19. Visit Spain’s most important bullring

Whether you think bullfighting is spectacle or savagery, it is woven deeply into the fabric of Andalucía, as any Sevillano will tell you. Though many people fundamentally disagree with blood sports for reasons of animal cruelty, it’s worth trying to understand this quintessentially Spanish tradition, which is protected by the European Union. Take a guided tour around La Corrida La Maestranza. A small exhibition explains the history of the plaza del toros (bullring) and how the heart-stopping “la fiesta brava” works. Entry is free on Wednesday afternoons. 

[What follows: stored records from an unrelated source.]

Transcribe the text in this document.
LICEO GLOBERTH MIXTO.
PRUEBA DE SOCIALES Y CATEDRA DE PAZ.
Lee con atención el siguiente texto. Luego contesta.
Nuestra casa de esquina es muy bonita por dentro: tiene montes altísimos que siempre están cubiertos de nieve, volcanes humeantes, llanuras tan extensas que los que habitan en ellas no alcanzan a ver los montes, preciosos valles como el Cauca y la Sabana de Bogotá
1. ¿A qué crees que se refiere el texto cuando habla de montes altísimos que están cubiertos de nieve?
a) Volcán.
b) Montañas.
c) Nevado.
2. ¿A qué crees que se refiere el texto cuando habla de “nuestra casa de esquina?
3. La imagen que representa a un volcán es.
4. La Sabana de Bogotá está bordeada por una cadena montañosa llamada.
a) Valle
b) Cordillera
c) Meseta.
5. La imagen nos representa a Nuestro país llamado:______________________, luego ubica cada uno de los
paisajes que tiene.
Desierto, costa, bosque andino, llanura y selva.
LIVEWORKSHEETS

20. Discover Seville’s Roman history

Centuries before Seville became the capital of Muslim Spain, the Romans ruled “Hispalis.” Evidence of the two-thousand-year-old town sits in the Calle Mármoles, where three of six towering granite columns, most likely the remains of a temple, stand frozen in time as nature grows around them. A pair were moved to the Alameda de Hércules square in the 16th century; the other was broken in transit. The Roman mosaics in the courtyard of the resplendent Palacio de la Condesa de Lebrija have fared better. Explore the palace house’s remarkable collection of Roman artifacts for free on Friday mornings.